Orbán explains bank purchase; backs Sunday closings

The government does not wish to establish a big state-owned lender by purchasing the Budapest Bank, but to ensure that enough of the banking sector is in Hungarian hands and financing is not suspended in a time of crisis, Prime Minister Viktor Orbán said in an interview on public radio today, Hungarian news agency MTI reported.
The prime minister also suggested that he supports the Sunday closings bill.
Discussing banks, Orbán noted that lending at foreign-owned Hungarian banks stopped "in an instant" as soon as the global financial crisis arrived.
Yesterday, National Economy Minister Mihály Varga announced that the government had agreed to buy Budapest Bank, the country's eighth-biggest lender, from General Electric Group. He said Budapest Bank, as well as the recently acquired MKB Bank, could be privatized within one to two years.
Orbán said the acquisition of Budapest Bank would raise the percentage of the banking sector in Hungarian hands to "well over 50%", a threshold earlier set as a goal by the government.
Speaking about a proposal to restrict shop openings on Sundays, Orbán said the proposal was not about closing stores, but about preventing employers from making people work on Sundays.
Asked about Russia's decision announced earlier in the week to scrap the South Stream gas pipeline, Orbán said "that file has been closed", adding that an alternative to the South Stream and the Nabucco pipelines must be sought.

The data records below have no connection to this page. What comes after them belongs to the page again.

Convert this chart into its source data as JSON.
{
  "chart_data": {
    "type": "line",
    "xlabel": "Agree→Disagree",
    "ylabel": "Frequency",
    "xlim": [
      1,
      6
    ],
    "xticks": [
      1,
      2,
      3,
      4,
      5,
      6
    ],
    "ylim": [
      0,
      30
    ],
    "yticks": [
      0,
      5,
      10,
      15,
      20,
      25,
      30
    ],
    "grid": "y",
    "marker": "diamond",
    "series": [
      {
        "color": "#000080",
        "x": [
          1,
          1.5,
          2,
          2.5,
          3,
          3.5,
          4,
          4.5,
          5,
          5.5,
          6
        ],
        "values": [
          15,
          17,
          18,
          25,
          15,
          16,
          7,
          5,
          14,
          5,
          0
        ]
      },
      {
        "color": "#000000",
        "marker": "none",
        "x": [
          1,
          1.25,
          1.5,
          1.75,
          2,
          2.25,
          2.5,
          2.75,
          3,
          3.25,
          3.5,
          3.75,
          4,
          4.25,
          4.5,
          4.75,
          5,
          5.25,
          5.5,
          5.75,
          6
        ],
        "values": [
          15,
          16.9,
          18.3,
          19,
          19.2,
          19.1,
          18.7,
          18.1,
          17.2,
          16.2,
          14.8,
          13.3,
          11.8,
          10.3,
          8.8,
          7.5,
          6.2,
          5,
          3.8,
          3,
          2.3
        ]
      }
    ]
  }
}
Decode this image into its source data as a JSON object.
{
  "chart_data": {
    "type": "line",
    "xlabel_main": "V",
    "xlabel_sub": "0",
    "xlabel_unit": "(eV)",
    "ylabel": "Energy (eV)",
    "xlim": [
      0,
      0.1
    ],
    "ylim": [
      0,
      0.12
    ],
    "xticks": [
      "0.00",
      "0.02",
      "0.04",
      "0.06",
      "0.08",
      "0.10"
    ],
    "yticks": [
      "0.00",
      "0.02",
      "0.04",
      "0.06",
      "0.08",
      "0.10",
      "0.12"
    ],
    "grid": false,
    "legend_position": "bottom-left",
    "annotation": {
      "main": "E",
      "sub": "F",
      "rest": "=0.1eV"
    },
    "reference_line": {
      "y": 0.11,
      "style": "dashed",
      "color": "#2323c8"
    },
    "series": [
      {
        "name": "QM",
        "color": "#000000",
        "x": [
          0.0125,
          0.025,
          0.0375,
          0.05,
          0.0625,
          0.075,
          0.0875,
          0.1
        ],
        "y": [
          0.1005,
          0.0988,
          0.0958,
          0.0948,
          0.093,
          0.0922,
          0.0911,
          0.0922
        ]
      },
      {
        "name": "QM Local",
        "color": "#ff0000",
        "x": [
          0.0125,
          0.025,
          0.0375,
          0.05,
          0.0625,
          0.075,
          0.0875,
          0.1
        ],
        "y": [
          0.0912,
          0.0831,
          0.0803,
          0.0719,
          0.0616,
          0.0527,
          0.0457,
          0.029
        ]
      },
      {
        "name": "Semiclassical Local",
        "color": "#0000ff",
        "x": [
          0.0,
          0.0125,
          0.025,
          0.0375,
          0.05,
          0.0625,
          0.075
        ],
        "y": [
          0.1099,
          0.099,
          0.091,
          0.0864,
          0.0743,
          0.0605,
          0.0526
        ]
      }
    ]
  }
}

He said Hungary's strategic agreement with Azerbaijan presented an "opportunity". The aim is to bring a gas line to Hungary that bypasses Ukraine, and to have price competition among suppliers, he added.
In reference to the 2015 budget bill before Parliament, Orbán said the bill shows that national independence is "not only good...but useful in an economic sense". He added that the government's policies had directly served the day-to-day economic interests of Hungarian households, citing reduced energy prices, low inflation, the start of economic growth and more jobs.